Birchbox items vary quite a bit based on gender. While the women's products are almost exclusively beauty-related, Birchbox Man includes grooming items in addition to gadgets, games, socks, and underwear. Another difference: You won't find the company's signature pink anywhere near the men's boxes.

"Other than the color though, we felt like the box, delivery, method, and user experience didn't need to change," explains Lande. "From a psychographic point of view, the two audiences are actually very similar: They are both open to discovery and it's easier to use the same brand platform."

Starting a new brand from scratch is much more difficult than broadening your startup's original offer, Lande concedes. Still, there are issues Birchbox had to navigate when it took the next step. For one, it was important for Birchbox Man to not just duplicate moves that worked for its female-focused predecessor.

"Sometimes it's easy to shortcut and say, 'This worked really well, let's do the same thing,'" he explains. "You have to be really careful because that's a challenge that will come up, and that's why you need to have individual teams who can identify that conflict."

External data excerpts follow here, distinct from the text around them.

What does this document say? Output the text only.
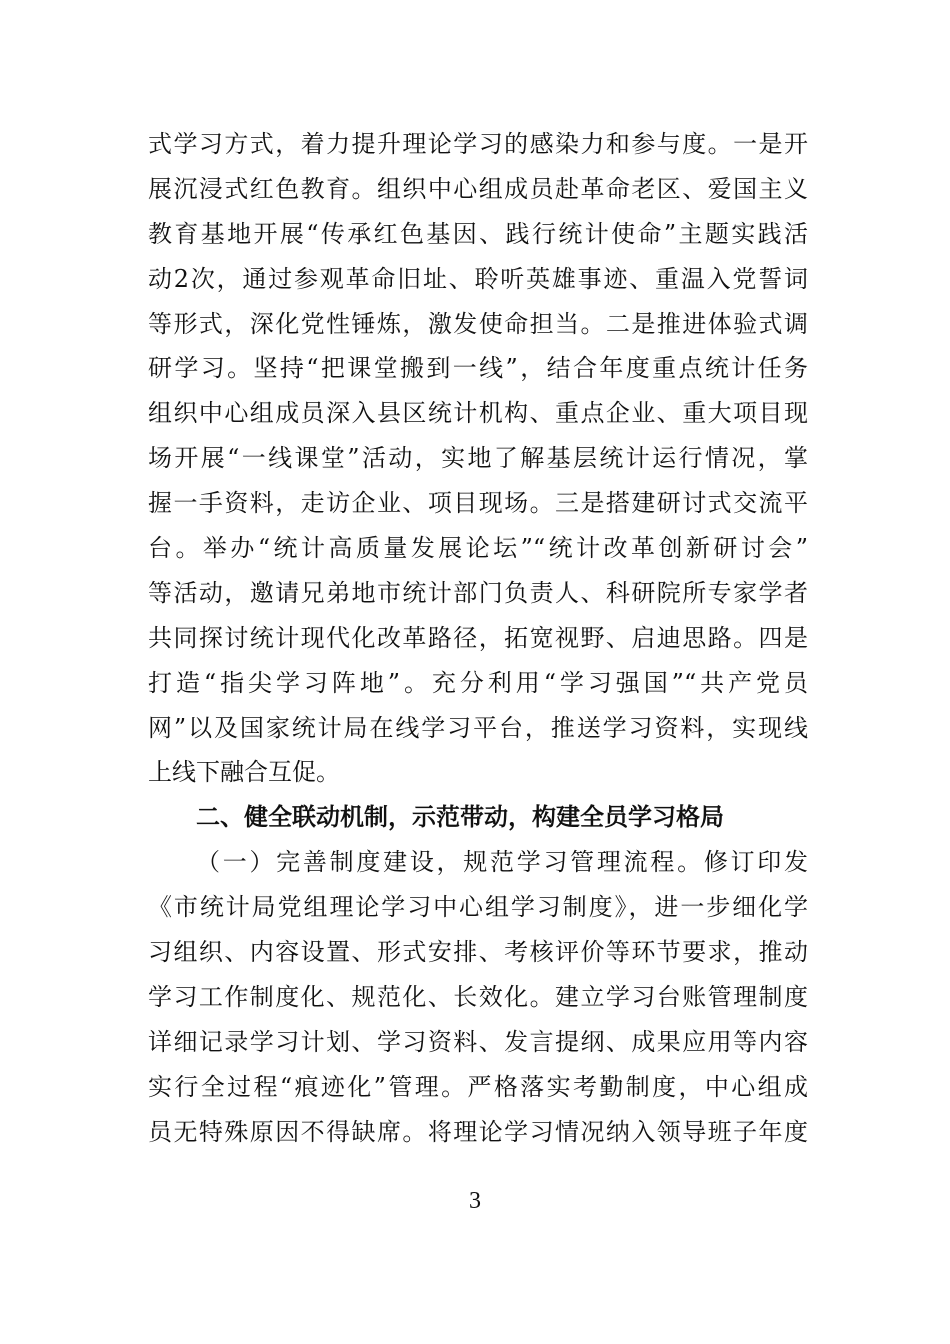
式学习方式，着力提升理论学习的感染力和参与度。一是开
展沉浸式红色教育。组织中心组成员赴革命老区、爱国主义
教育基地开展“传承红色基因、践行统计使命”主题实践活
动2次，通过参观革命旧址、聆听英雄事迹、重温入党誓词
等形式，深化党性锤炼，激发使命担当。二是推进体验式调
研学习。坚持“把课堂搬到一线”，结合年度重点统计任务
组织中心组成员深入县区统计机构、重点企业、重大项目现
场开展“一线课堂”活动，实地了解基层统计运行情况，掌
握一手资料，走访企业、项目现场。三是搭建研讨式交流平
台。举办“统计高质量发展论坛”“统计改革创新研讨会”
等活动，邀请兄弟地市统计部门负责人、科研院所专家学者
共同探讨统计现代化改革路径，拓宽视野、启迪思路。四是
打造“指尖学习阵地”。充分利用“学习强国”“共产党员
网”以及国家统计局在线学习平台，推送学习资料，实现线
上线下融合互促。
二、健全联动机制，示范带动，构建全员学习格局
（一）完善制度建设，规范学习管理流程。修订印发
《市统计局党组理论学习中心组学习制度》，进一步细化学
习组织、内容设置、形式安排、考核评价等环节要求，推动
学习工作制度化、规范化、长效化。建立学习台账管理制度
详细记录学习计划、学习资料、发言提纲、成果应用等内容
实行全过程“痕迹化”管理。严格落实考勤制度，中心组成
员无特殊原因不得缺席。将理论学习情况纳入领导班子年度
3
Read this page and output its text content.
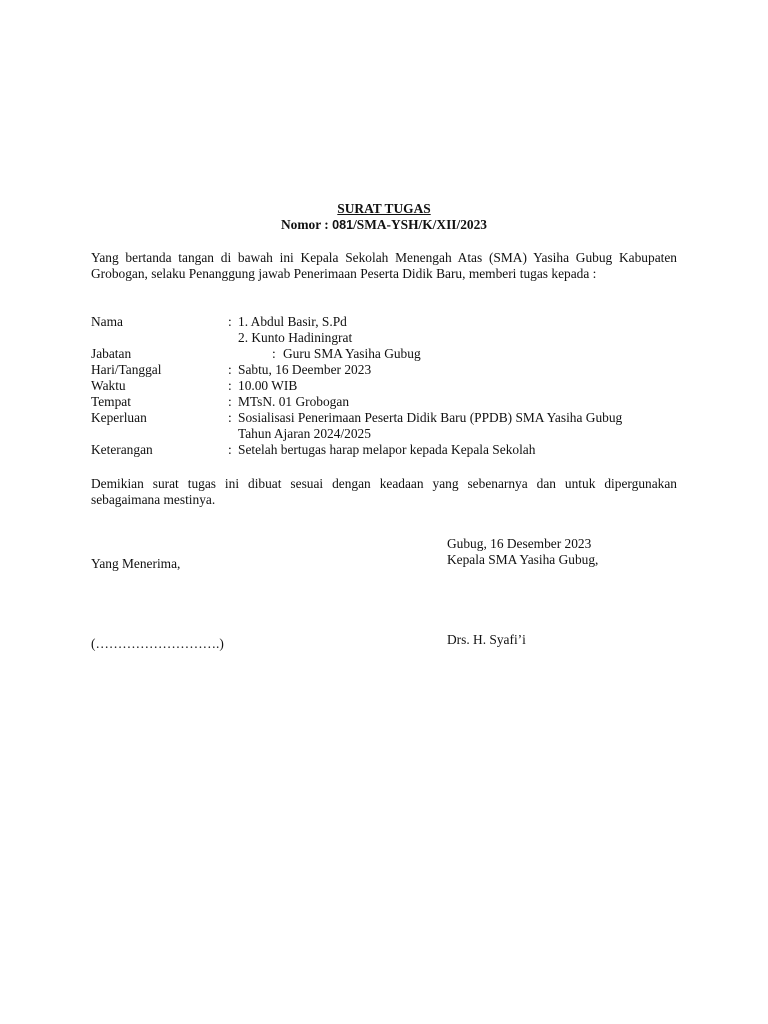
SURAT TUGAS
Nomor : 081/SMA-YSH/K/XII/2023
Yang bertanda tangan di bawah ini Kepala Sekolah Menengah Atas (SMA) Yasiha Gubug Kabupaten Grobogan, selaku Penanggung jawab Penerimaan Peserta Didik Baru, memberi tugas kepada :
Nama	: 1. Abdul Basir, S.Pd
2. Kunto Hadiningrat
Jabatan	: Guru SMA Yasiha Gubug
Hari/Tanggal	: Sabtu, 16 Deember 2023
Waktu	: 10.00 WIB
Tempat	: MTsN. 01 Grobogan
Keperluan	: Sosialisasi Penerimaan Peserta Didik Baru (PPDB) SMA Yasiha Gubug
Tahun Ajaran 2024/2025
Keterangan	: Setelah bertugas harap melapor kepada Kepala Sekolah
Demikian surat tugas ini dibuat sesuai dengan keadaan yang sebenarnya dan untuk dipergunakan sebagaimana mestinya.
Gubug, 16 Desember 2023
Kepala SMA Yasiha Gubug,
Yang Menerima,
Drs. H. Syafi’i
(……………………….)
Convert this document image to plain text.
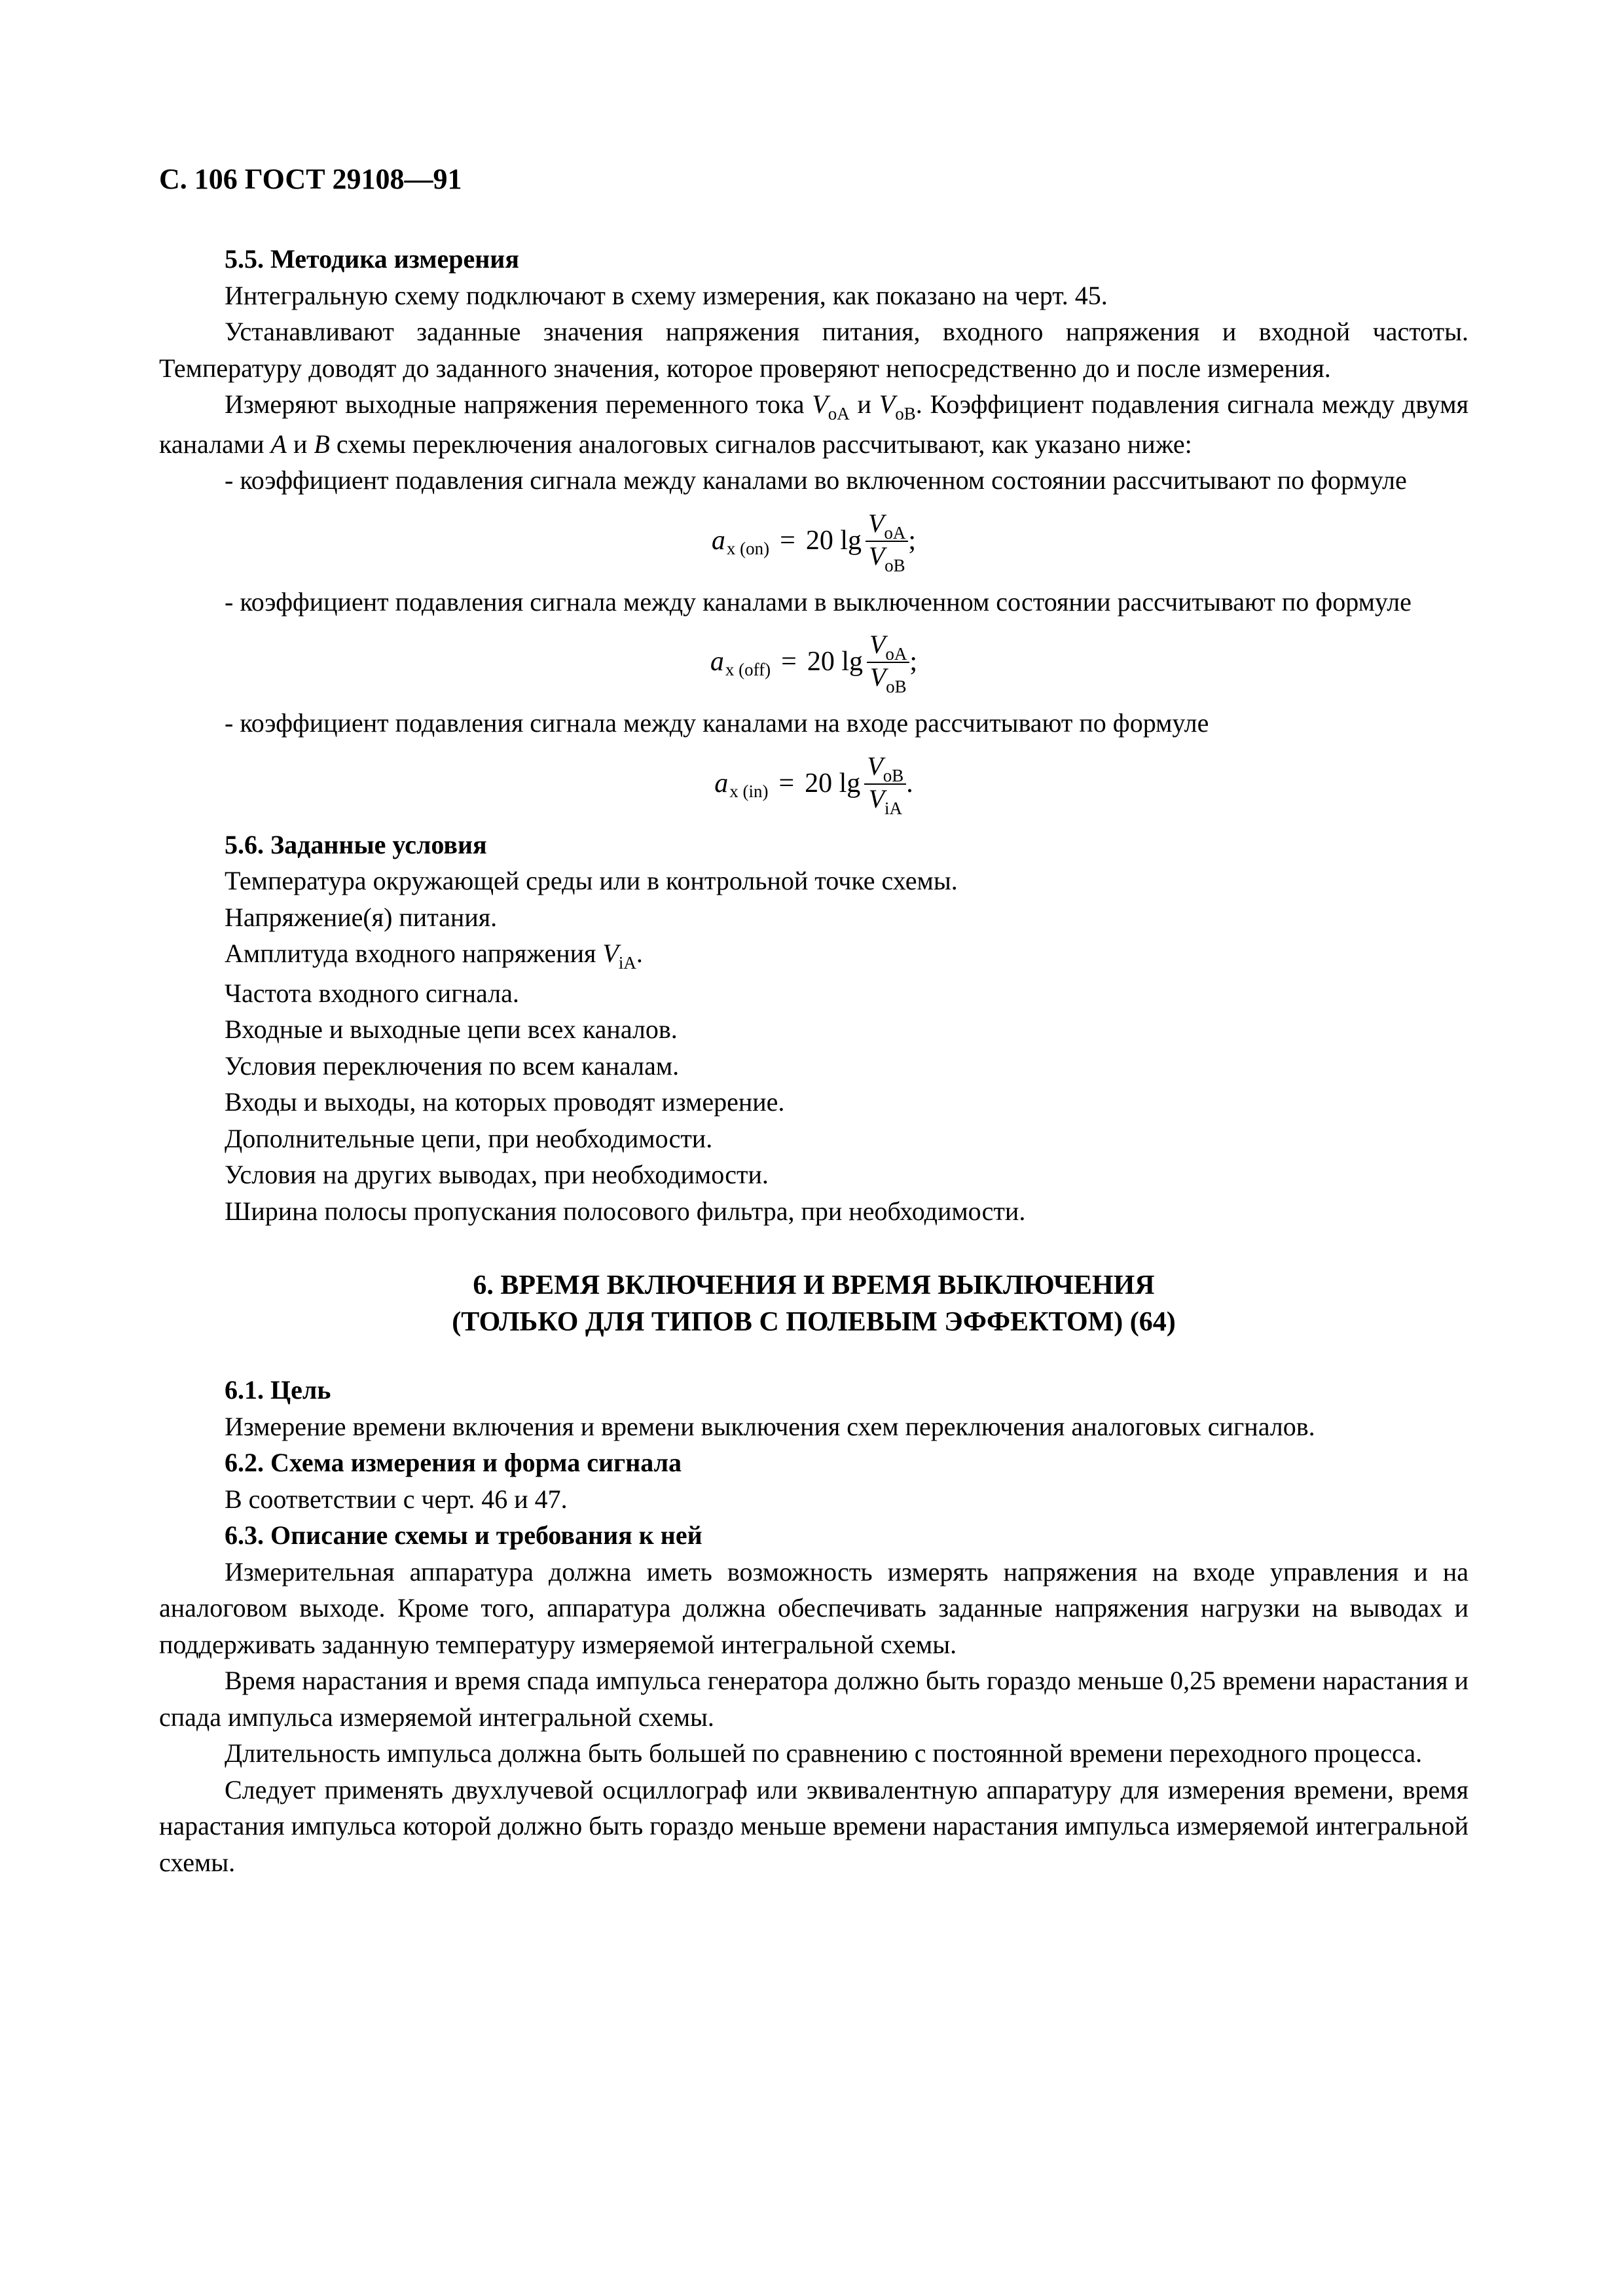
С. 106 ГОСТ 29108—91

5.5. Методика измерения

Интегральную схему подключают в схему измерения, как показано на черт. 45.

Устанавливают заданные значения напряжения питания, входного напряжения и входной частоты. Температуру доводят до заданного значения, которое проверяют непосредственно до и после измерения.

Измеряют выходные напряжения переменного тока $V_{oA}$ и $V_{oB}$. Коэффициент подавления сигнала между двумя каналами A и B схемы переключения аналоговых сигналов рассчитывают, как указано ниже:

- коэффициент подавления сигнала между каналами во включенном состоянии рассчитывают по формуле

a x (on) = 20 $\lg \frac{V_{oA}}{V_{oB}}$ ;

- коэффициент подавления сигнала между каналами в выключенном состоянии рассчитывают по формуле

a x (off) = 20 $\lg \frac{V_{oA}}{V_{oB}}$ ;

- коэффициент подавления сигнала между каналами на входе рассчитывают по формуле

a x (in) = 20 $\lg \frac{V_{oB}}{V_{iA}}$ .

5.6. Заданные условия

Температура окружающей среды или в контрольной точке схемы.

Напряжение(я) питания.

Амплитуда входного напряжения $V_{iA}$.

Частота входного сигнала.

Входные и выходные цепи всех каналов.

Условия переключения по всем каналам.

Входы и выходы, на которых проводят измерение.

Дополнительные цепи, при необходимости.

Условия на других выводах, при необходимости.

Ширина полосы пропускания полосового фильтра, при необходимости.

6. ВРЕМЯ ВКЛЮЧЕНИЯ И ВРЕМЯ ВЫКЛЮЧЕНИЯ

(ТОЛЬКО ДЛЯ ТИПОВ С ПОЛЕВЫМ ЭФФЕКТОМ) (64)

6.1. Цель

Измерение времени включения и времени выключения схем переключения аналоговых сигналов.

6.2. Схема измерения и форма сигнала

В соответствии с черт. 46 и 47.

6.3. Описание схемы и требования к ней

Измерительная аппаратура должна иметь возможность измерять напряжения на входе управления и на аналоговом выходе. Кроме того, аппаратура должна обеспечивать заданные напряжения нагрузки на выводах и поддерживать заданную температуру измеряемой интегральной схемы.

Время нарастания и время спада импульса генератора должно быть гораздо меньше 0,25 времени нарастания и спада импульса измеряемой интегральной схемы.

Длительность импульса должна быть большей по сравнению с постоянной времени переходного процесса.

Следует применять двухлучевой осциллограф или эквивалентную аппаратуру для измерения времени, время нарастания импульса которой должно быть гораздо меньше времени нарастания импульса измеряемой интегральной схемы.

A photo posted by Birchbox Man (@birchboxman) on

Harry's, the men's shaving startup launched by Warby Parker's Jeffrey Raider and Andy Katz-Mayfield, has considered started a women's line for some time now. The company has conducted multiple focus groups and surveys, talking to female customers and would-be customers about what they want. Still, vice president of product development Brittania Boey emphasizes that no matter how enticing a doubled profit margin seems, pace and development is everything. She believes startups need to polish their original product 100 percent before they move on—something Harry's is still working on.

"For our women's line, it's not a question of if but when," she says. "But we want to make sure we feel good about what we are doing for men first. Once we lock it down and feel good about the quality, then it will be something to work on."

Boey believes a lot of companies make the mistake of expanding too quickly—Birchbox's Lande noted entrepreneurs have eyes that are twice as big as their stomachs—and attributes success to "knowing that it's not about what you do, but what you choose not to do."

"It's important to get the product right and give something to customers they really love," she continues. "A lot of big companies within a year or two will find that their portfolio proliferated too quickly and they have to evaluate products that don't do too well."

Despite the risks, in today's competitive market, many companies simply can't afford to miss out selling to half the population. The women's apparel market reached $116.4 billion last year—that's profit that Bonobos couldn't touch without AYR. The men's grooming industry is similarly booming: It's currently valued at $6 billion and is expected to grow six percent this year—an increase Birchbox is primed to capitalize on.

"There's so much opportunity to go narrow," says Winter. "That said, a good business leader is always thinking about growth."